Die beiden Volksparteien befinden sich nach den verheerenden Wahlschlappen in Bayern und Hessen im Krisen-Modus. Doch während bei der CDU nach dem Verzicht Angela Merkels auf den Parteivorsitz eine neue Aufbruchstimmung herrscht, kommt die SPD, die nur noch 14 Prozent in Umfragen erreicht, einfach nicht aus ihrem Tief. Das beunruhigt auch Bundesfinanzminister Olaf Scholz (SPD). „Es ist nicht alles gut gelaufen“, räumte er am Montag beim Düsseldorfer Ständehaus-Treff vor 500 Gästen ein.

Eine solche Einschätzung helfe aber nur teilweise weiter. „Wir hatten zu oft die Erkenntnis, dass es nicht rund läuft. Wir sollten uns deshalb besser auf die Arbeit konzentrieren.“ So biete der Koalitionsvertrag einen Maßstab dafür, was getan wurde und was noch zu tun sei. Er könne dabei als SPD-Finanzminister auf eine Reihe von Erfolgen verweisen. „Wir machen keine Schulden.
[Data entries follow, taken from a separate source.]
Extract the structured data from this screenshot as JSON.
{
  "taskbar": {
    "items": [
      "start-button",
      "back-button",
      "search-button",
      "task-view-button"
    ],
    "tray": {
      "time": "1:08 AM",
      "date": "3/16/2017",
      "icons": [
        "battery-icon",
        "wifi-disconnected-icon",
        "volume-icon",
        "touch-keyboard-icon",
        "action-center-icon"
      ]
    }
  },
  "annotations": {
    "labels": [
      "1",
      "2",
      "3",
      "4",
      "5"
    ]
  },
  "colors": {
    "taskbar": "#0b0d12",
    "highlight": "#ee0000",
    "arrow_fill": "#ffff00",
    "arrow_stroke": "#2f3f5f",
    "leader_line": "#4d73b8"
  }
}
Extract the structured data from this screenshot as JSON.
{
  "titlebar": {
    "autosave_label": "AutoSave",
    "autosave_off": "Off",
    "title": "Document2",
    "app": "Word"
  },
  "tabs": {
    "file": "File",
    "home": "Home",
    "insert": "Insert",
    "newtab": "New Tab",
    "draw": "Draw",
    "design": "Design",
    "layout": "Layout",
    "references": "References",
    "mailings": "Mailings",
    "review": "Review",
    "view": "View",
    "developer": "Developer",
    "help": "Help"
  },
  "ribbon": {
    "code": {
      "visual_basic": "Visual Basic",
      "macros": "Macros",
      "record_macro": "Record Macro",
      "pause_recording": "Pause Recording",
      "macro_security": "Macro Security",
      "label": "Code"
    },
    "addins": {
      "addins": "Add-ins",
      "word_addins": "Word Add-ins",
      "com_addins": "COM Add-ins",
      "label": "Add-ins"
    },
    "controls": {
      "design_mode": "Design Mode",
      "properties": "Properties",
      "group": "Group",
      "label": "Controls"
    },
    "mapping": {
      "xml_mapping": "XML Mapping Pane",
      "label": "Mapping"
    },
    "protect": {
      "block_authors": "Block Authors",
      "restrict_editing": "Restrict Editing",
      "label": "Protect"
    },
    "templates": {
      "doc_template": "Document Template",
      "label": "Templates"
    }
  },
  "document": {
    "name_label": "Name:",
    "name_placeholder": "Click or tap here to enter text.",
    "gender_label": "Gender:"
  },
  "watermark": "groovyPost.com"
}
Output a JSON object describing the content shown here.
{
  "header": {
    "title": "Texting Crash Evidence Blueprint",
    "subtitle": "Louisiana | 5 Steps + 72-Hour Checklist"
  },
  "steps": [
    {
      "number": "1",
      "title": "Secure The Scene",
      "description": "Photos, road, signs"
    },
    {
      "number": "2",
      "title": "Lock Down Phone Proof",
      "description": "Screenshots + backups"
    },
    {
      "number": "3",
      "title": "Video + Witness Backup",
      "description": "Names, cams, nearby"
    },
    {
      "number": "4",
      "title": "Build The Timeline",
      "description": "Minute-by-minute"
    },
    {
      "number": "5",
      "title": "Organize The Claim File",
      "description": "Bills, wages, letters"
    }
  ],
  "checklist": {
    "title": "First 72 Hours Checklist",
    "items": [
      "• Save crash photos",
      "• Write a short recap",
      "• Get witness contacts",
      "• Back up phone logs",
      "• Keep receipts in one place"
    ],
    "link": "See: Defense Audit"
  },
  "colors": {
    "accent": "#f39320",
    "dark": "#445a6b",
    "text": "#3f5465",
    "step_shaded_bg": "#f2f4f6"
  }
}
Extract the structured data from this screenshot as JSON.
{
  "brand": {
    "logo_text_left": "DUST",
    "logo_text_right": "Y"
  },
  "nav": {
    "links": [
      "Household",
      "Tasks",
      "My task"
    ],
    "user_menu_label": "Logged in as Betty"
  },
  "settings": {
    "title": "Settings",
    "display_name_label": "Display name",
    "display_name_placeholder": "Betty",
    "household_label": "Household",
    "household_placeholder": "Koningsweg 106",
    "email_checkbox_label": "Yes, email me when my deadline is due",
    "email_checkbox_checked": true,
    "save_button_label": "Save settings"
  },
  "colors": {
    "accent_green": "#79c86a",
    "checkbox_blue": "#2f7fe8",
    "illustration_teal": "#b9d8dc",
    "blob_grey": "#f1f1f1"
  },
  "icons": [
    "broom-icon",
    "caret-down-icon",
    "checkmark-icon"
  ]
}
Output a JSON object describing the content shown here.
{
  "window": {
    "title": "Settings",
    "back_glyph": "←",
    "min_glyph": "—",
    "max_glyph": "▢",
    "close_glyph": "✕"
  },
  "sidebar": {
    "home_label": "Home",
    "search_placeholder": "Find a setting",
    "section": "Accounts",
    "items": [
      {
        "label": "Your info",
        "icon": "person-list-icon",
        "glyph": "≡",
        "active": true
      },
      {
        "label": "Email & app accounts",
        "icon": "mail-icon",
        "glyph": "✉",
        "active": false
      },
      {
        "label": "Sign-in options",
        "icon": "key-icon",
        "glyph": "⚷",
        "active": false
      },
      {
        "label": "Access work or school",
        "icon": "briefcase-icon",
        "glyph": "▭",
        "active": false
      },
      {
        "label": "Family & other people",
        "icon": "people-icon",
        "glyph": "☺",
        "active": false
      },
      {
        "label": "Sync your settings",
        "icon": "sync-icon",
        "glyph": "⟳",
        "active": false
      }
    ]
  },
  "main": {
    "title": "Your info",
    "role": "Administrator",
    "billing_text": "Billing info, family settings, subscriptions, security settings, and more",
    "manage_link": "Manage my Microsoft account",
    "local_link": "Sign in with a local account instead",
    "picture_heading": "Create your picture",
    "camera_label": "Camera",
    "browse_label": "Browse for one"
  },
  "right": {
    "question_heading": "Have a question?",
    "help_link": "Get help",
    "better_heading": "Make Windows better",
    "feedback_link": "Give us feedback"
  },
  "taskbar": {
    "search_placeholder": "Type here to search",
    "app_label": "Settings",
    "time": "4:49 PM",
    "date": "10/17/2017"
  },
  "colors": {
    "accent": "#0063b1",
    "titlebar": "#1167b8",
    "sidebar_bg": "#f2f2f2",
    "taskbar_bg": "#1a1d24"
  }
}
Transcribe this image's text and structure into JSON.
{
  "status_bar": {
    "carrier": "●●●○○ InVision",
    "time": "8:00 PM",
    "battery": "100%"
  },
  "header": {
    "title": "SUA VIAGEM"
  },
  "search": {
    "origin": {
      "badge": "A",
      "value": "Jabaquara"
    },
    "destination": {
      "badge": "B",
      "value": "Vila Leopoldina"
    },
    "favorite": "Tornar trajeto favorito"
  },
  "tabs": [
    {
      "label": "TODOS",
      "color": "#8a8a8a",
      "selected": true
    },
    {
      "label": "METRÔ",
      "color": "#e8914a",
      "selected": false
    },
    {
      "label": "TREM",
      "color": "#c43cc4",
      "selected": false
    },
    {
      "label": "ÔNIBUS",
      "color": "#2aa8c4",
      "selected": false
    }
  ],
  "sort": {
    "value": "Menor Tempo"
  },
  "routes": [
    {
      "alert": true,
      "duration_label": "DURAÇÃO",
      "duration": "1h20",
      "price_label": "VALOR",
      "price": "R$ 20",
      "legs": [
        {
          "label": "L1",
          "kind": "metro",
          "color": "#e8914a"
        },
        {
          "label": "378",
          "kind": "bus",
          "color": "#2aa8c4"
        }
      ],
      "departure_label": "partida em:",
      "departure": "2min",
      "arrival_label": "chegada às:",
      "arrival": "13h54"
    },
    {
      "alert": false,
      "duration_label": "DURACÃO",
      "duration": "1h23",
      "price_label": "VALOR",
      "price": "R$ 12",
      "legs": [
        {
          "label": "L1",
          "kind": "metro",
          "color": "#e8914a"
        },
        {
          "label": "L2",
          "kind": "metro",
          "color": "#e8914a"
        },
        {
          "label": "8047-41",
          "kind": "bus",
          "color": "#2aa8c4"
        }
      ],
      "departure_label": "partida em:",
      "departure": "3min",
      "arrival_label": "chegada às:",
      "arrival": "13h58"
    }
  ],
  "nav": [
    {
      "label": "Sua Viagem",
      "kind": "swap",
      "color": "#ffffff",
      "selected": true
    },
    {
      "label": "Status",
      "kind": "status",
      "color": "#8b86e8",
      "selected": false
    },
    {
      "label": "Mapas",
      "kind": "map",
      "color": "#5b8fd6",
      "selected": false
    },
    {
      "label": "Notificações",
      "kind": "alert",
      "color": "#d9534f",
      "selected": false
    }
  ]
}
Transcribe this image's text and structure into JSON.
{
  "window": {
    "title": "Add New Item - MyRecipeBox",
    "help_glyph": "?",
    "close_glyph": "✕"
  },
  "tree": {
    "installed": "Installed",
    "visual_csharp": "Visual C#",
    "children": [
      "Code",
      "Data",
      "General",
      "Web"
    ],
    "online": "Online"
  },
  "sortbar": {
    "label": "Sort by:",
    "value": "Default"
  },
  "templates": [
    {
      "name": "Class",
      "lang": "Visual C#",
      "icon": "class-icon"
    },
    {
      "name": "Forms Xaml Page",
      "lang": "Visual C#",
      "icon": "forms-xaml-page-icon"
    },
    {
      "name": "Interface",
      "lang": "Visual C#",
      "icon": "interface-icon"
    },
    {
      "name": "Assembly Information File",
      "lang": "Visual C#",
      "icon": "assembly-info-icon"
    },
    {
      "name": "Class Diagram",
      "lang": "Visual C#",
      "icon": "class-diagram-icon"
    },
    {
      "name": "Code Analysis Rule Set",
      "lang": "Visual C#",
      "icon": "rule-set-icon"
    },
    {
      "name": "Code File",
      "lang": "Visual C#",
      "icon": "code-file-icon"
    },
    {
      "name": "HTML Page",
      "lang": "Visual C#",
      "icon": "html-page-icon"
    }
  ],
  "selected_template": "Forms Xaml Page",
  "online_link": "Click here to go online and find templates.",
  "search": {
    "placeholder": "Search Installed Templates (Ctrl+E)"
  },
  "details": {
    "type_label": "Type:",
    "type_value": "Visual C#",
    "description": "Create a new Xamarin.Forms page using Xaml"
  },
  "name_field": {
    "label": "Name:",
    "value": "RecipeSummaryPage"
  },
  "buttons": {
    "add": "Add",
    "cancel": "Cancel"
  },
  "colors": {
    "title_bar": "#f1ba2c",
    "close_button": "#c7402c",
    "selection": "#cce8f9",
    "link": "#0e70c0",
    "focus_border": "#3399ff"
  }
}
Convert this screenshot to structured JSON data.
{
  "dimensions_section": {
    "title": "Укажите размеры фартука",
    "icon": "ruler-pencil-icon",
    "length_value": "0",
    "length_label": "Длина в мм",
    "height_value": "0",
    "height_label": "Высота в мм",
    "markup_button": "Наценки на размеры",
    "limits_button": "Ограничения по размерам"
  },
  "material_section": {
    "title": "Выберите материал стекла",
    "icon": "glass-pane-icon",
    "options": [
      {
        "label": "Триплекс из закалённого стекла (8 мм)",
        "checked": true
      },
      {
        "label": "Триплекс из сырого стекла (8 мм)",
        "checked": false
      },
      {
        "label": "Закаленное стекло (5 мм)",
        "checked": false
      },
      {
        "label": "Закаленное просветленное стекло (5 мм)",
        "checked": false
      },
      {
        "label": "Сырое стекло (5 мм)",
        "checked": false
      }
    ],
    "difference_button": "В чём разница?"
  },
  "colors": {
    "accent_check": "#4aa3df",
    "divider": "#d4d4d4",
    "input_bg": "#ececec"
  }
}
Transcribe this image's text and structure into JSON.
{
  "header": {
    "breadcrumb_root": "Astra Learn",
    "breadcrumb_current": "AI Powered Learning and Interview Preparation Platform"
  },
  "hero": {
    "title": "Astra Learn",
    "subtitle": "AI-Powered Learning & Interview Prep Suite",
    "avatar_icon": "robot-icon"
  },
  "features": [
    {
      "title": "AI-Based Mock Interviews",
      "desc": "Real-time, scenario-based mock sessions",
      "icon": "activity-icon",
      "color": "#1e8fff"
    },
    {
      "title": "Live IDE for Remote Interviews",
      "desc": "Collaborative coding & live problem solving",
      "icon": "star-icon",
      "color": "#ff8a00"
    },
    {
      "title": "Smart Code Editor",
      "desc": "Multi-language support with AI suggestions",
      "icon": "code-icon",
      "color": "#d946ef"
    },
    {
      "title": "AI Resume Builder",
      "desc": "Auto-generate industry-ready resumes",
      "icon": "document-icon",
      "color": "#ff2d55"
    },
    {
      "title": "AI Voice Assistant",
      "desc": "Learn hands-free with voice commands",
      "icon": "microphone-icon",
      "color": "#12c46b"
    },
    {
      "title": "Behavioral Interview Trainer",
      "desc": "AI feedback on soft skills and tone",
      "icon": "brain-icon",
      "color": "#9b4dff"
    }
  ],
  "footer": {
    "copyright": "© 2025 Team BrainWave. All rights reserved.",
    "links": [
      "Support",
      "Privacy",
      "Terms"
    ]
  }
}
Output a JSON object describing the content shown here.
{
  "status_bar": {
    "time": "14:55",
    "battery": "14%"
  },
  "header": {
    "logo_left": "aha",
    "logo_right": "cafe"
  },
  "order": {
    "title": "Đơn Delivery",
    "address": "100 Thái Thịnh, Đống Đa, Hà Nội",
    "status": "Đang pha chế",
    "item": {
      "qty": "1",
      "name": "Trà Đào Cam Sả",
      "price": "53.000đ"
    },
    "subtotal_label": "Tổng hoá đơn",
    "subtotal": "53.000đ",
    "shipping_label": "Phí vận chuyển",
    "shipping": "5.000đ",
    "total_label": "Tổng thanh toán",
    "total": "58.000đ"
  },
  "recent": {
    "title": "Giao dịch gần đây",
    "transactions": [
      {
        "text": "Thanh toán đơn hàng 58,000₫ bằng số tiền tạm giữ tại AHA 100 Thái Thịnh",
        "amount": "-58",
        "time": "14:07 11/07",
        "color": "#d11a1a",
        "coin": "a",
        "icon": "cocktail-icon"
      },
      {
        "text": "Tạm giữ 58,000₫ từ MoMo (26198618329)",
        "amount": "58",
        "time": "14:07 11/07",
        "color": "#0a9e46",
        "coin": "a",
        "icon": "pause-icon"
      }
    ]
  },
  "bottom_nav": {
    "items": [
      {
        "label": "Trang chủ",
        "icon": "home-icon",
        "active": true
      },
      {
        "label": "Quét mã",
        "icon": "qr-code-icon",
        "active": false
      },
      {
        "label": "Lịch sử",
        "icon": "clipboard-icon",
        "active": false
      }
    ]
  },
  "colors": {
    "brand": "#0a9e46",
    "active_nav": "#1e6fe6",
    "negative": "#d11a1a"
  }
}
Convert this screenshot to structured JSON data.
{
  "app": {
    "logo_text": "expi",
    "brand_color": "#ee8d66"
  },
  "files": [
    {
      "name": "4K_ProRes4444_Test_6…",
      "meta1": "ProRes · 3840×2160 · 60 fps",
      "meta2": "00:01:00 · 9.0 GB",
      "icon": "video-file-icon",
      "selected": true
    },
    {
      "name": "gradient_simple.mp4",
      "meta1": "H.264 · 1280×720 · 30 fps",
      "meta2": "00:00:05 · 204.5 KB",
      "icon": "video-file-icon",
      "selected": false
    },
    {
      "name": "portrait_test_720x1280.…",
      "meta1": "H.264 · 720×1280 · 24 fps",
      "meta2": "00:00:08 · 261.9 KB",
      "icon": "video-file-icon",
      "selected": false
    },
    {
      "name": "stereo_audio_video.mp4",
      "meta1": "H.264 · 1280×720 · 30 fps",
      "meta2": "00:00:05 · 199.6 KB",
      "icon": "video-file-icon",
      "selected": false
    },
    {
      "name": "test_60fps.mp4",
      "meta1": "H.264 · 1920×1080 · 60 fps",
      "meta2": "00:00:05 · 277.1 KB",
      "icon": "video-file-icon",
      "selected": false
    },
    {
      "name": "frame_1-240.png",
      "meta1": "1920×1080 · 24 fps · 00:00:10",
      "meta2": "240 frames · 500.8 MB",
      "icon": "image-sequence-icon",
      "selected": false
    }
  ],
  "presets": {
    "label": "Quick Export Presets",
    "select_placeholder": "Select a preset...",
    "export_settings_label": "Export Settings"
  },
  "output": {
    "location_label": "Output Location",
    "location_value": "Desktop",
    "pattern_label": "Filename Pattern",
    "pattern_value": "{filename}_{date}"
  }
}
Die SPD hat ein Paket von Steuerentlastungen für Familien in Höhe zehn Milliarden durchgesetzt.“ Dazu gehörten auch Themen wie Erwerbsminderungsrenten, Absicherung von Müttern und ein stabiles Rentenniveau.

Besonders wichtig für Scholz ist die Sicherung des Rentenniveaus. „Wir müssen den Menschen, die mit 17 Jahren in das Erwerbsleben eingetreten sind, eine Perspektive bieten, dass sie ein auskömmliches Einkommen haben, wenn sie 50 Jahre später einen Rentenantrag stellen.“ Deshalb müsse das Rentenniveau, also das Verhältnis von Renten zum Nettolohn, bei 48 Prozent stabilisiert werden. Sonst, so Scholz mit Bezug auf die AfD, würden sich die Bürger bei Parteien umschauen, die ganz einfache Lösungen für solche Probleme anböten.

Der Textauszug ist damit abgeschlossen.